Brexit : les éleveurs britanniques entre inquiétude et pragmatisme
A la veille d’une nouvelle échéance cruciale pour l’avenir des relations entre le Royaume-Uni et l’Union européenne, les éleveurs britanniques redoutent la perspective d’accords de libre-échange avec des pays tiers.
Comme l’ensemble de leurs compatriotes, les éleveurs britanniques ont vécu ces dernières semaines au rythme des rebondissements chaotiques de la sortie prévue de leur pays de l’Union européenne. La difficulté des autorités britanniques à s’accorder sur un scénario de sortie, réclamé par les dirigeants européens d’ici le 12 avril, est accueillie avec un certain fatalisme. «Nous nous sentons tout à fait impuissants face aux évolutions politiques actuelles», reconnaît John Gould, éleveur de reproducteurs bovins et de brebis à Faversham, dans le Kent, à la pointe sud-est du pays.
Sa ferme, qui s’est construite une belle réputation pour la qualité de sa génétique bovine, commercialise de plus en plus de taureaux et femelles Angus en Europe, y compris en France, à la faveur de l’engouement des consommateurs pour cette race. «J’espère que la qualité de notre production et le courant favorable pour ce type d’animaux nous permettront de poursuivre l’activité», confie John Gould, dont le flegme peine à masquer l’inquiétude.
Les élevages comme ceux de John Gould sont nombreux au Royaume-Uni à dépendre de l’exportation vers l’Union européenne. Si le pays est aujourd’hui importateur net de viande bovine (800 000 t produites pour 1,2 Mt consommées), le bœuf britannique de qualité a retrouvé des couleurs hors de ses bases depuis la crise de l’ESB. Les exportations bovines britanniques ont ainsi progressé de plus de 8 % l’année dernière vers l’Union européenne d’après les douanes, avec pour principaux clients l’Irlande, les Pays-Bas… et la France.

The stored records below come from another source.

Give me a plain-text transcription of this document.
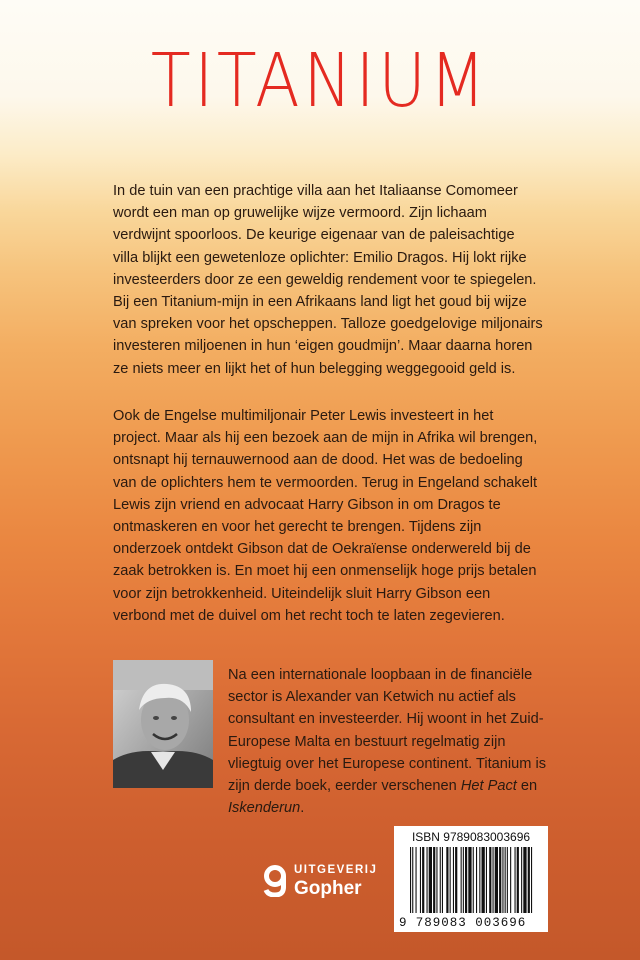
TITANIUM

In de tuin van een prachtige villa aan het Italiaanse Comomeer wordt een man op gruwelijke wijze vermoord. Zijn lichaam verdwijnt spoorloos. De keurige eigenaar van de paleisachtige villa blijkt een gewetenloze oplichter: Emilio Dragos. Hij lokt rijke investeerders door ze een geweldig rendement voor te spiegelen. Bij een Titanium-mijn in een Afrikaans land ligt het goud bij wijze van spreken voor het opscheppen. Talloze goedgelovige miljonairs investeren miljoenen in hun ‘eigen goudmijn’. Maar daarna horen ze niets meer en lijkt het of hun belegging weggegooid geld is.

Ook de Engelse multimiljonair Peter Lewis investeert in het project. Maar als hij een bezoek aan de mijn in Afrika wil brengen, ontsnapt hij ternauwernood aan de dood. Het was de bedoeling van de oplichters hem te vermoorden. Terug in Engeland schakelt Lewis zijn vriend en advocaat Harry Gibson in om Dragos te ontmaskeren en voor het gerecht te brengen. Tijdens zijn onderzoek ontdekt Gibson dat de Oekraïense onderwereld bij de zaak betrokken is. En moet hij een onmenselijk hoge prijs betalen voor zijn betrokkenheid. Uiteindelijk sluit Harry Gibson een verbond met de duivel om het recht toch te laten zegevieren.

Na een internationale loopbaan in de financiële sector is Alexander van Ketwich nu actief als consultant en investeerder. Hij woont in het Zuid-Europese Malta en bestuurt regelmatig zijn vliegtuig over het Europese continent. Titanium is zijn derde boek, eerder verschenen Het Pact en Iskenderun.

UITGEVERIJ
Gopher
ISBN 9789083003696
9 789083 003696
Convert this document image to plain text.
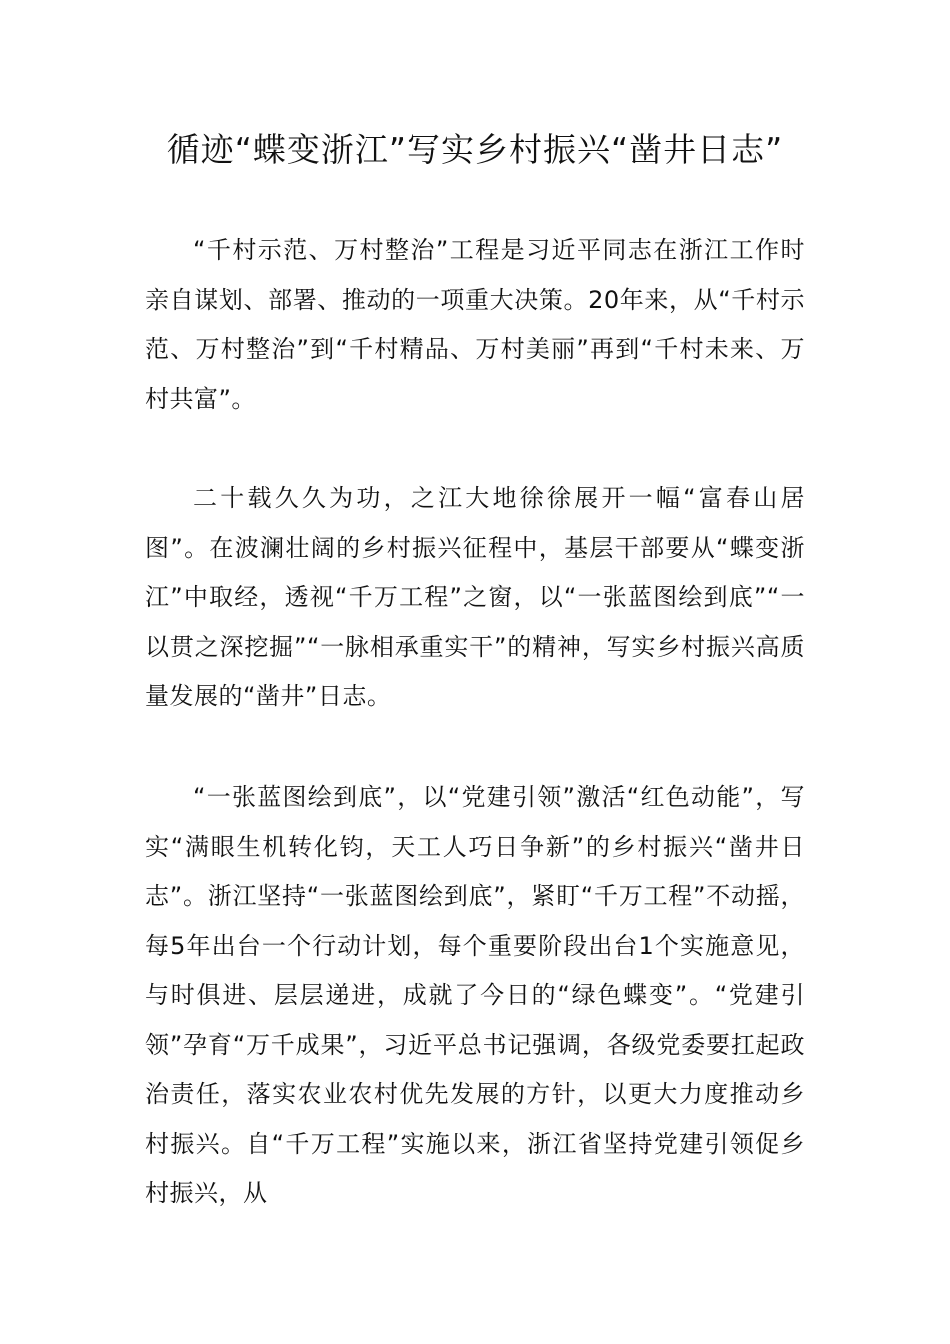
循迹“蝶变浙江”写实乡村振兴“凿井日志”

“千村示范、万村整治”工程是习近平同志在浙江工作时亲自谋划、部署、推动的一项重大决策。20年来，从“千村示范、万村整治”到“千村精品、万村美丽”再到“千村未来、万村共富”。

二十载久久为功，之江大地徐徐展开一幅“富春山居图”。在波澜壮阔的乡村振兴征程中，基层干部要从“蝶变浙江”中取经，透视“千万工程”之窗，以“一张蓝图绘到底”“一以贯之深挖掘”“一脉相承重实干”的精神，写实乡村振兴高质量发展的“凿井”日志。

“一张蓝图绘到底”，以“党建引领”激活“红色动能”，写实“满眼生机转化钧，天工人巧日争新”的乡村振兴“凿井日志”。浙江坚持“一张蓝图绘到底”，紧盯“千万工程”不动摇，每5年出台一个行动计划，每个重要阶段出台1个实施意见，与时俱进、层层递进，成就了今日的“绿色蝶变”。“党建引领”孕育“万千成果”，习近平总书记强调，各级党委要扛起政治责任，落实农业农村优先发展的方针，以更大力度推动乡村振兴。自“千万工程”实施以来，浙江省坚持党建引领促乡村振兴，从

Mais c’est en matière d’élevage ovin que les éleveurs britanniques sont les plus tournés vers le continent. Territoire du plus gros cheptel européen avec près de quinze millions de brebis reproductrices, le Royaume-Uni est aussi le plus gros exportateur de viande ovine, avec plus de 100 000 t expédiées hors de l’île chaque année sur une production totale de 300 000 t environ. Ses deux principaux clients sont la France (près de 45 % du total), et l’Allemagne (19 %).
37 000 exploitations élèvent des ovins
Autant dire qu’une sortie de l’Union européenne sans accord, synonyme d’imposition de tarifs douaniers élevés, constituerait une très mauvaise nouvelle pour les 37 000 exploitations où sont élevés des ovins au Royaume-Uni. «C’est effectivement sur cette production que repose nos plus grosses inquiétudes», reconnaît Verity Holdstock, qui pilote les élevages d’une grande ferme familiale de polyculture près de Canterbury, toujours dans le Kent. «Une partie de nos agneaux partent à l’export, et je n’ai aujourd’hui aucune idée des conséquences commerciales qu’aurait une fermeture partielle des frontières sur les échanges et sur les prix.»

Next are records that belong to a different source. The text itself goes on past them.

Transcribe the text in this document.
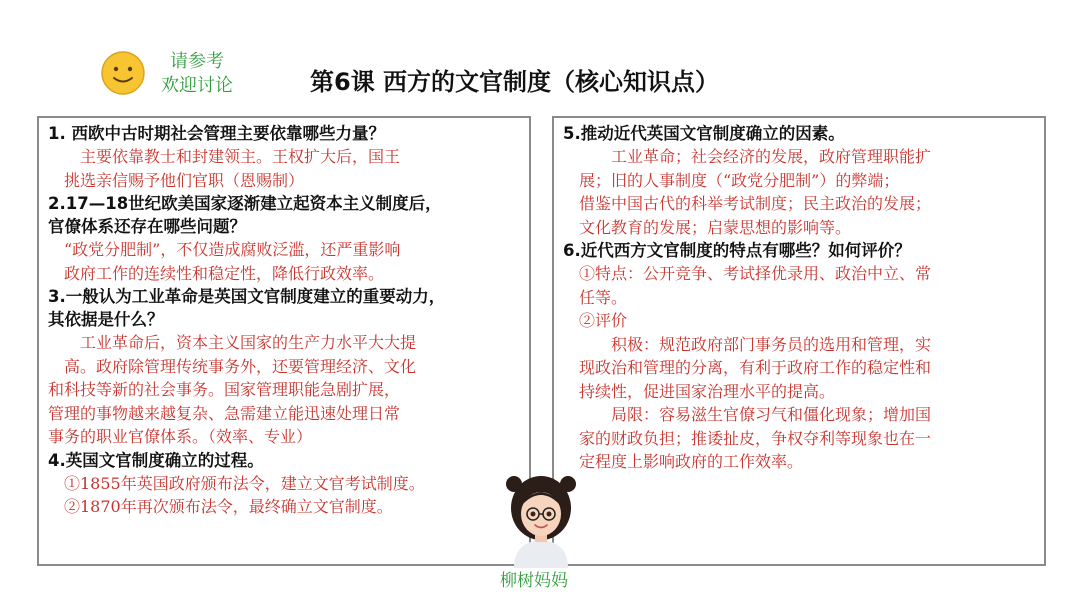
请参考
欢迎讨论	第6课 西方的文官制度（核心知识点）
1. 西欧中古时期社会管理主要依靠哪些力量？
　　主要依靠教士和封建领主。王权扩大后，国王
　挑选亲信赐予他们官职（恩赐制）
2.17—18世纪欧美国家逐渐建立起资本主义制度后，
官僚体系还存在哪些问题？
　“政党分肥制”，不仅造成腐败泛滥，还严重影响
　政府工作的连续性和稳定性，降低行政效率。
3.一般认为工业革命是英国文官制度建立的重要动力，
其依据是什么？
　　工业革命后，资本主义国家的生产力水平大大提
　高。政府除管理传统事务外，还要管理经济、文化
和科技等新的社会事务。国家管理职能急剧扩展，
管理的事物越来越复杂、急需建立能迅速处理日常
事务的职业官僚体系。（效率、专业）
4.英国文官制度确立的过程。
　①1855年英国政府颁布法令，建立文官考试制度。
　②1870年再次颁布法令，最终确立文官制度。
5.推动近代英国文官制度确立的因素。
　　　工业革命；社会经济的发展，政府管理职能扩
　展；旧的人事制度（“政党分肥制”）的弊端；
　借鉴中国古代的科举考试制度；民主政治的发展；
　文化教育的发展；启蒙思想的影响等。
6.近代西方文官制度的特点有哪些？如何评价？
　①特点：公开竞争、考试择优录用、政治中立、常
　任等。
　②评价
　　　积极：规范政府部门事务员的选用和管理，实
　现政治和管理的分离，有利于政府工作的稳定性和
　持续性，促进国家治理水平的提高。
　　　局限：容易滋生官僚习气和僵化现象；增加国
　家的财政负担；推诿扯皮，争权夺利等现象也在一
　定程度上影响政府的工作效率。
柳树妈妈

Dans un pays où la politique fait traditionnellement peu de cas des intérêts agricoles, la crainte de l’éleveuse anglaise est que le gouvernement ne sacrifie, à terme, l’élevage, bovin comme ovin, sur l’autel des prix bas. «La tentation actuelle des autorités est clairement de négocier des accords de libre-échange avec les Etats-Unis et d’autres pays pour maintenir des prix de la viande acceptables par les consommateurs, développe Verity Holdstock. Dans le contexte actuel, il serait assez déloyal de nous imposer des produits d’importation ne répondant pas du tout aux mêmes normes environnementales et de bien-être animal.»
Selon elle, en revanche, les autorités régionales ou nationales seraient disposées à compenser au moins partiellement la perte des aides européennes par le financement de mesures agri-écologiques. Mais elles ne suffiront sans doute pas à absorber le choc économique d’une sortie brutale de l’Union européenne.
Un impact aussi côté français
La perspective d’une sortie du Royaume-Uni de l’Union européenne aura des conséquences indirectes sur la promotion de la viande d’agneau en Europe et, singulièrement, dont les campagnes collectives sont largement cofinancées par les Britanniques. «Compte tenu de l’importance de l’origine britannique dans la consommation française, les opérateurs commerciaux des deux côtés de la Manche feront cependant tout pour maintenir un courant important d’échanges, quel qu’en soit le prix», estime cependant Rémi Fourrier, le directeur d’AHDB France, l’organisme de promotion de l’agriculture britannique. Depuis deux ans, professionnels et autorités anticipent les conséquences du Brexit sur les exportations de viande en visant l’ouverture de nouveaux marchés export en Asie, Amérique du Nord et au Moyen-Orient.